Eğer bunu güçlendirmek istiyorsanız, bir adım daha ileri gidin; onlara blogda ve sosyal medyadaki içeriklerinde yazılı her bir yoruma cevap yazmaları gerektiğini söyleyin. Kitleyi geliştirmek için gereken etkileşim işte budur. İnsanlar sadece diğer insanların katılımını görürlerse katılım sağlarlar. Blogunuz yeni ise kitlenizi oluşturana kadar, çalışanlarınız veya arkadaşlarınızdan başlangıçta yorum yapmalarını isteyin (yine de hakiki olmalı).
Bir adım daha ileri gidebilirsiniz, girişim blogunuzu kurduğunuzda, yazarlarınız diğer kişilerin bloglarına misafir olarak yazmalarını sağlayın, sadece bir Gravatar hesapları olduğundan emin olun ki insanlar onların isimlerine tıkladıklarında sizin web sitenizi bulsunlar. Açıkçası bunun için sizinle aynı alanda olan ve bir değer paylaşımı olabilen diğer blogları seçmelisiniz. Bu onların kitlelerinin sizin vizyon ve mesajınıza ve yanı sıra iş çözümünüze erişimi olacağı anlamına gelir.
Harika bir örnek
Size bir örnek gösteremezsem, bu konuşmanın bir anlamı yok. Pixc sadece sizin gibi bir girişimdi ve ürün resimlerinden arka planları kaldırma gibi bir işleri vardı. Bu daha sonra bir işi başlatma ve çözme fikrini geliştirmişti. Bunun bir parçası olarak bir blog oluşturdu.

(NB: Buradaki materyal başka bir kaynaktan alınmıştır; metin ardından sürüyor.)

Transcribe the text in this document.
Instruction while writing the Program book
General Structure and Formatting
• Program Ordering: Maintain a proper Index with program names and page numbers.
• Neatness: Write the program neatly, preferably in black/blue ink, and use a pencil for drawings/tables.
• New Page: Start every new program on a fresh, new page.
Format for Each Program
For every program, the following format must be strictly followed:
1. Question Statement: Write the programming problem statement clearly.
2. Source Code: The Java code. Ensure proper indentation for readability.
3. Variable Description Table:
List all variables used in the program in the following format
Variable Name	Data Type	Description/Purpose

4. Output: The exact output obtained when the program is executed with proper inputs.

Pixc’in Kurucusu Holly Cardew
Blogları basit, temiz, seksi idi ve bazı harika nasıl-yapılır bölümleri vardı. Bir çevrimiçi mağaza kuruyor olsam ve ürünlerine ihtiyaç duysam, nasıl yapılır bölümleri hizmetlerini nasıl kullanacağımı tam olarak anlatır. Makaleleri kısa, keskin ve konuya yönelik, bu nedenle çok önemli olan bir konuda bile çok fazla zaman harcamanız gerekmiyor.
İyi yapmadığı tek şey yeterli beyaz alan bırakmamaları. SEO dehası olan Neil Patel bu konudan çok fazla söz etti ve teknik bir paragraf olmasa bile, göze kolay görünmesi için paragrafları kelimelerinize dökmeyi dikkate almalısınız.
Bazen sadece kurallara karşı koymalısınız, çok uzun süredir varolan İngilizce dilindeki kuralları dikkate aldığınızda bunun zor olduğunu biliyor, ancak sadece yapın!
Bu makale addicted2success.com’da Tim Denning tarafından 2015’te yayınlanan yazıdan çevrilmiştir.